Sunday, August 30, 2015

Centennial

This coming Thursday would have been my grandfather's 100th birthday.  For someone who can remember when he was fifty-six, it's nearly unfathomable to me how quickly forty-odd years can pass.  Then again, I'll be forty-nine in a couple of weeks and can recall with great clarity my first day in third grade...the very same age my pal, Danta, is this year.  His birthday is the day before mine, and I often tease him that since he was born earlier, he should be older.

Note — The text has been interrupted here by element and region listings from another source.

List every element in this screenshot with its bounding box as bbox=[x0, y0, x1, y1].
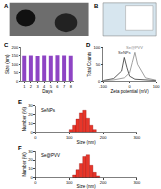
svg-text:-100: -100 bbox=[99, 84, 108, 89]
svg-text:F: F bbox=[18, 145, 22, 151]
svg-text:0: 0 bbox=[30, 175, 33, 180]
svg-text:3: 3 bbox=[36, 84, 39, 89]
svg-text:10: 10 bbox=[28, 121, 33, 126]
svg-text:A: A bbox=[4, 3, 9, 9]
svg-text:30: 30 bbox=[28, 149, 33, 154]
svg-text:100: 100 bbox=[66, 180, 73, 185]
svg-text:4: 4 bbox=[43, 84, 46, 89]
svg-text:Size (nm): Size (nm) bbox=[77, 140, 97, 145]
svg-text:10: 10 bbox=[28, 166, 33, 171]
svg-text:6: 6 bbox=[56, 84, 59, 89]
svg-text:Se@PVV: Se@PVV bbox=[126, 45, 143, 50]
svg-text:200: 200 bbox=[100, 180, 107, 185]
svg-text:Number (%): Number (%) bbox=[22, 106, 27, 131]
svg-text:0: 0 bbox=[34, 135, 37, 140]
svg-text:200: 200 bbox=[100, 135, 107, 140]
svg-text:50: 50 bbox=[96, 62, 101, 67]
svg-text:0: 0 bbox=[34, 180, 37, 185]
svg-text:30: 30 bbox=[28, 103, 33, 108]
svg-text:Size (nm): Size (nm) bbox=[5, 54, 10, 74]
svg-text:200: 200 bbox=[11, 45, 18, 50]
svg-text:B: B bbox=[94, 3, 99, 9]
svg-text:1: 1 bbox=[23, 84, 26, 89]
svg-text:100: 100 bbox=[11, 62, 18, 67]
svg-text:0: 0 bbox=[128, 84, 131, 89]
svg-text:0: 0 bbox=[30, 130, 33, 135]
svg-text:SeNPs: SeNPs bbox=[41, 108, 56, 113]
svg-text:0: 0 bbox=[16, 79, 19, 84]
svg-text:2: 2 bbox=[30, 84, 33, 89]
svg-text:5: 5 bbox=[50, 84, 53, 89]
svg-text:300: 300 bbox=[134, 180, 141, 185]
svg-text:20: 20 bbox=[28, 112, 33, 117]
svg-text:Size (nm): Size (nm) bbox=[77, 184, 97, 189]
svg-text:Days: Days bbox=[42, 89, 53, 94]
svg-text:E: E bbox=[18, 99, 22, 105]
svg-text:100: 100 bbox=[66, 135, 73, 140]
svg-text:SeNPs: SeNPs bbox=[118, 50, 130, 55]
svg-text:7: 7 bbox=[63, 84, 66, 89]
svg-text:20: 20 bbox=[28, 157, 33, 162]
svg-text:8: 8 bbox=[70, 84, 73, 89]
svg-text:300: 300 bbox=[134, 135, 141, 140]
svg-text:50: 50 bbox=[14, 70, 19, 75]
svg-text:0: 0 bbox=[98, 79, 101, 84]
svg-text:Se@PVV: Se@PVV bbox=[41, 153, 60, 158]
svg-text:Total Counts: Total Counts bbox=[87, 51, 92, 77]
svg-text:150: 150 bbox=[11, 53, 18, 58]
svg-text:Zeta potential (mV): Zeta potential (mV) bbox=[110, 89, 149, 94]
svg-text:100: 100 bbox=[153, 84, 160, 89]
svg-text:Number (%): Number (%) bbox=[22, 152, 27, 177]
svg-text:100: 100 bbox=[94, 45, 101, 50]
svg-text:C: C bbox=[4, 42, 9, 48]
svg-text:D: D bbox=[86, 42, 91, 48]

"Yeah, but you were born in a different year, Kate," Danta always grins.  "That's why you'll always be older." His elfish smile reminds me of my grandfather's grin that's reflected in childhood photographs in which I'm tucked into Granddaddy's arms as he watches over me.

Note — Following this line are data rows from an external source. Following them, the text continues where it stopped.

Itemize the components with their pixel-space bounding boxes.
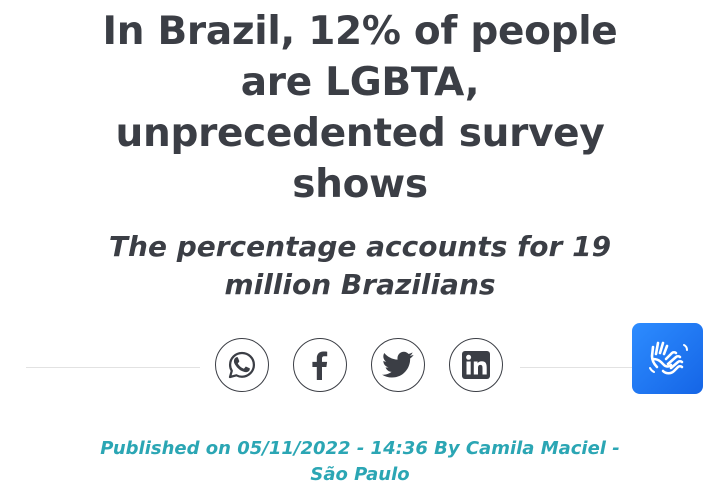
sign-language-hands-icon xyxy=(648,341,688,375)
linkedin-icon xyxy=(462,351,490,379)
whatsapp-icon xyxy=(228,351,256,379)
share-twitter-button[interactable] xyxy=(371,338,425,392)
article-byline: Published on 05/11/2022 - 14:36 By Camil… xyxy=(100,438,620,485)
share-divider-left xyxy=(26,367,200,368)
article-subheadline: The percentage accounts for 19 million B… xyxy=(108,230,612,301)
twitter-icon xyxy=(382,351,414,378)
accessibility-sign-language-button[interactable] xyxy=(632,323,703,394)
facebook-icon xyxy=(312,351,328,380)
share-facebook-button[interactable] xyxy=(293,338,347,392)
share-whatsapp-button[interactable] xyxy=(215,338,269,392)
article-headline: In Brazil, 12% of people are LGBTA, unpr… xyxy=(102,9,618,207)
share-linkedin-button[interactable] xyxy=(449,338,503,392)
share-bar xyxy=(0,338,720,396)
share-divider-right xyxy=(520,367,632,368)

Since my return from California, memories from the past have been regularly revisiting me in dreams, in meditations, and in flashes of insight that come out of the dark and cast new light on how very far I've traveled in this lifetime.  I often wonder what my grandfather would have to say about where I've been, who I am now compared to who I was when he passed away in 1990.  Would he be confused about my choices?  Disappointed that life didn't turn out the way I had hoped?  Or would be as supportive now as he always was when I first flew out of the family nest and created one of my own?
It's hard to say.

This world is a vastly different one since he left it, and not only because I still miss him.  I hardly recognize the social environment I'm subject to whenever I venture out into the public arena.  And when I turn on my computer to catch up on email and peruse the news on the internet, I'm often appalled by the way people behave, the way they post abusive comments or scrape the bottom of the social barrel to hammer home an opinion.  It makes me long for the days of social decorum (as opposed to uber-political correctness), kindness (as opposed to public shaming), and a healthy sense of self-control (as opposed to the "no holds barred" method of commentating). 

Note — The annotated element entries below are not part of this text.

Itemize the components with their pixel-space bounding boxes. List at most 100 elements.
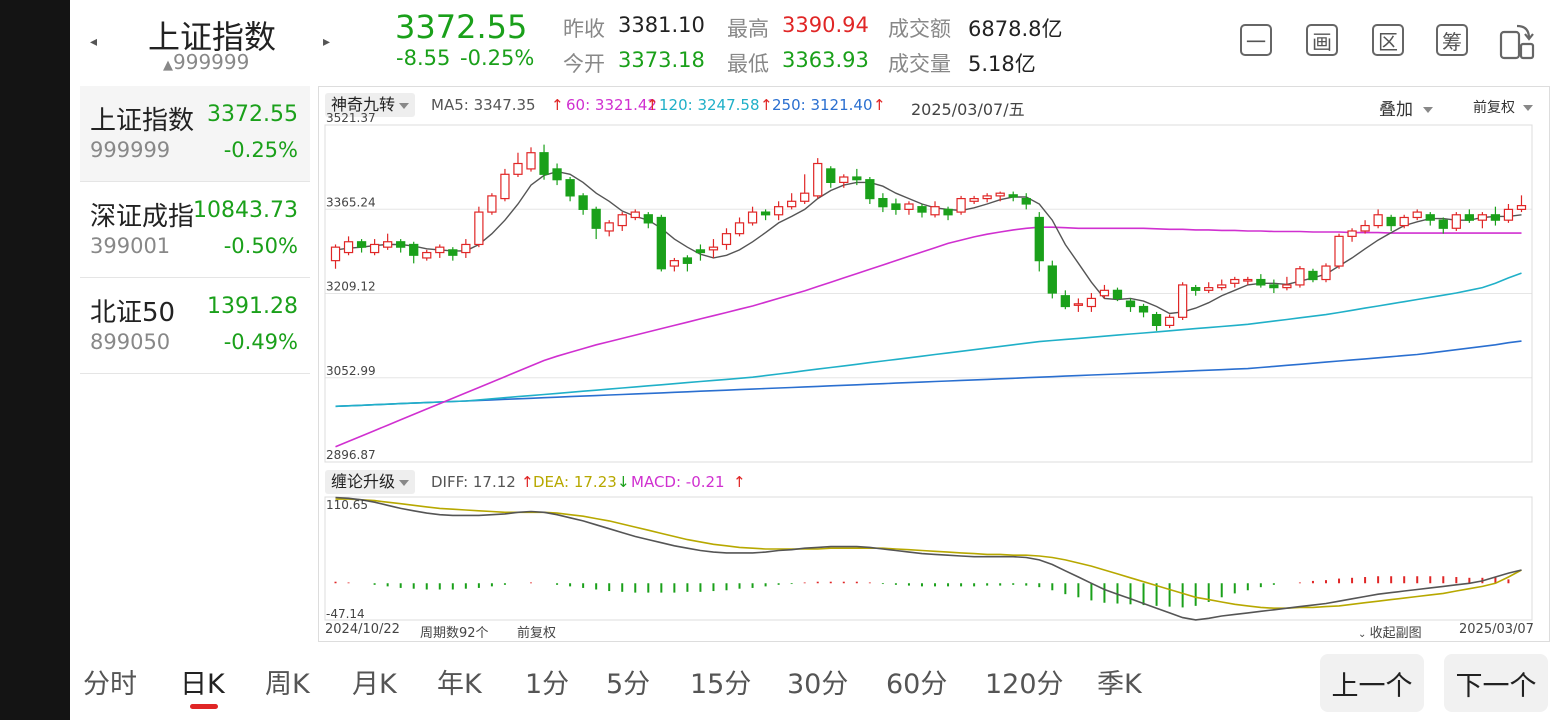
collapse-up-icon[interactable]: ▲ (163, 58, 173, 73)
high-value: 3390.94 (782, 13, 869, 37)
candle-down (917, 206, 927, 213)
ma60-line (335, 226, 1522, 448)
tab-5min[interactable]: 5分 (606, 669, 651, 700)
candle-up (422, 251, 432, 259)
ma60-up-arrow: ↑ (646, 96, 659, 114)
sub-y-bottom-label: -47.14 (326, 607, 365, 621)
stock-item-shanghai[interactable]: 上证指数 3372.55 999999 -0.25% (80, 86, 310, 182)
tab-30min[interactable]: 30分 (787, 669, 849, 700)
candle-down (682, 257, 693, 264)
active-tab-indicator (190, 704, 218, 709)
tab-120min[interactable]: 120分 (985, 669, 1064, 700)
candle-down (1138, 305, 1149, 313)
candle-down (396, 241, 406, 248)
candle-up (773, 206, 784, 216)
tab-monthly-k[interactable]: 月K (352, 669, 397, 700)
candle-down (1008, 194, 1018, 198)
candle-up (1177, 284, 1188, 318)
ma250-legend: 250: 3121.40 (772, 96, 873, 114)
next-button[interactable]: 下一个 (1444, 654, 1548, 712)
prev-stock-arrow[interactable]: ◂ (90, 34, 98, 50)
candle-down (891, 203, 901, 210)
range-tool-button[interactable]: 区 (1372, 24, 1404, 56)
draw-tool-button[interactable]: 画 (1306, 24, 1338, 56)
dropdown-icon (399, 479, 410, 486)
rotate-screen-icon[interactable] (1497, 22, 1537, 62)
candle-up (1217, 284, 1227, 289)
sub-indicator-selector[interactable]: 缠论升级 (325, 470, 416, 494)
stock-item-bz50[interactable]: 北证50 1391.28 899050 -0.49% (80, 278, 310, 374)
kline-chart-container[interactable] (318, 86, 1550, 642)
sub-plot-frame (324, 496, 1533, 621)
amount-label: 成交额 (888, 17, 951, 41)
ma120-legend: 120: 3247.58 (659, 96, 760, 114)
candle-down (1060, 295, 1070, 308)
ma60-legend: 60: 3321.42 (566, 96, 657, 114)
collapse-subchart-button[interactable]: ⌄ 收起副图 (1358, 622, 1422, 641)
collapse-label: 收起副图 (1369, 626, 1422, 641)
tab-60min[interactable]: 60分 (886, 669, 948, 700)
tab-quarterly-k[interactable]: 季K (1097, 669, 1142, 700)
open-value: 3373.18 (618, 48, 705, 72)
next-stock-arrow[interactable]: ▸ (323, 34, 331, 50)
candle-up (1451, 214, 1461, 229)
start-date: 2024/10/22 (325, 622, 400, 637)
indicator-selector[interactable]: 神奇九转 (325, 93, 416, 117)
candle-down (643, 214, 653, 224)
candle-down (1034, 216, 1044, 262)
chips-tool-button[interactable]: 筹 (1436, 24, 1468, 56)
candle-down (1047, 265, 1057, 294)
stock-item-shenzhen[interactable]: 深证成指 10843.73 399001 -0.50% (80, 182, 310, 278)
candle-down (409, 243, 419, 256)
tab-weekly-k[interactable]: 周K (265, 669, 310, 700)
stock-pct: -0.50% (223, 234, 298, 258)
stock-code: 999999 (173, 50, 250, 74)
adjust-label: 前复权 (1473, 100, 1515, 116)
candle-up (669, 260, 680, 267)
candle-up (630, 211, 640, 219)
candle-down (1151, 314, 1162, 327)
tab-intraday[interactable]: 分时 (83, 669, 137, 700)
candle-up (1334, 235, 1344, 267)
candle-down (448, 249, 458, 256)
candle-up (747, 211, 758, 224)
high-label: 最高 (727, 17, 769, 41)
low-value: 3363.93 (782, 48, 869, 72)
candle-down (760, 211, 771, 216)
line-tool-button[interactable]: 一 (1240, 24, 1272, 56)
tab-daily-k[interactable]: 日K (180, 669, 225, 700)
candle-down (695, 249, 706, 254)
open-label: 今开 (563, 52, 605, 76)
overlay-selector[interactable]: 叠加 (1379, 95, 1433, 120)
candle-up (982, 195, 992, 200)
candle-up (1230, 278, 1240, 284)
candle-down (539, 152, 549, 175)
ma250-line (335, 340, 1522, 408)
candle-down (1112, 289, 1123, 300)
adjust-selector[interactable]: 前复权 (1473, 97, 1533, 117)
diff-up-arrow: ↑ (521, 473, 534, 491)
candle-down (1438, 219, 1448, 229)
chevron-down-icon: ⌄ (1358, 629, 1370, 640)
sub-y-top-label: 110.65 (326, 498, 368, 512)
stock-code: 999999 (90, 138, 171, 162)
candle-up (526, 152, 536, 170)
tab-yearly-k[interactable]: 年K (437, 669, 482, 700)
candle-up (1373, 214, 1383, 227)
candle-up (839, 176, 849, 184)
candle-down (1464, 214, 1474, 221)
tab-1min[interactable]: 1分 (525, 669, 570, 700)
candle-up (604, 222, 614, 232)
candle-up (1282, 284, 1292, 289)
candle-down (1191, 287, 1201, 291)
candle-down (878, 197, 888, 208)
tab-15min[interactable]: 15分 (690, 669, 752, 700)
candle-up (1243, 278, 1253, 282)
stock-price: 1391.28 (207, 294, 298, 319)
period-count: 周期数92个 (420, 626, 489, 641)
low-label: 最低 (727, 52, 769, 76)
candle-up (995, 192, 1005, 197)
candle-up (1099, 289, 1110, 297)
left-system-bar (0, 0, 70, 720)
prev-button[interactable]: 上一个 (1320, 654, 1424, 712)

My grandfather endured a host of incomparable changes during his lifetime.  He was born on the cusp of World War I, came of age in The Great Depression, and served in the military during World War II.  He lived through The Cold War, The Koren War, The Vietnam War, and the assassinations of two Kennedys, and Martin Luther King.  Of course I didn't stand witness to the man he was during those experiences, but I was a keen observer of the man he became in middle-age and beyond.  When my family visited his paint and supply store in Huntington, West Virginia, I watched how he interacted with customers and other employees.  I marveled at his wit and wisdom when sharing an idea about a paint color or a "better way to build a mousetrap".  He was humorous and generous and gregarious -- a wonderful example to follow when I became a teacher in my early twenties. 
I was thinking about Granddaddy yesterday while walking at Secor Park, a newly re-discovered oasis in northwest Ohio.  As I meandered my way along the winding path, I wondered, What would Granddaddy think about the world we live in now?  Would he be appalled?  Would he have any words of wisdom for me as I struggle to find some meaning in the mayhem?  I don't really know, for it's impossible to put words into anyone's mouth, least of all a dear man who always surprised me with a clever one-liner of insight, revealing his razor-sharp clarity as well as an awareness of the unity of all things.
It's not that I put my grandfather on a pedestal.  I'm sure he had his foibles, although I can't recall any.  Throughout my childhood and beyond, he was my Yoda and my Gandalf and my Merlin, all rolled into one; a magical man who always made me feel loved.  That's a blessing I still lean on, now more than ever. 
So "Happy Birthday" to my wonderful Granddaddy.  Had he lived to be 100 I'm certain there would never be an end to his wisdom, humility, and kindness.  Then again, through all of those who knew and loved him, his magical influence will live on...forever.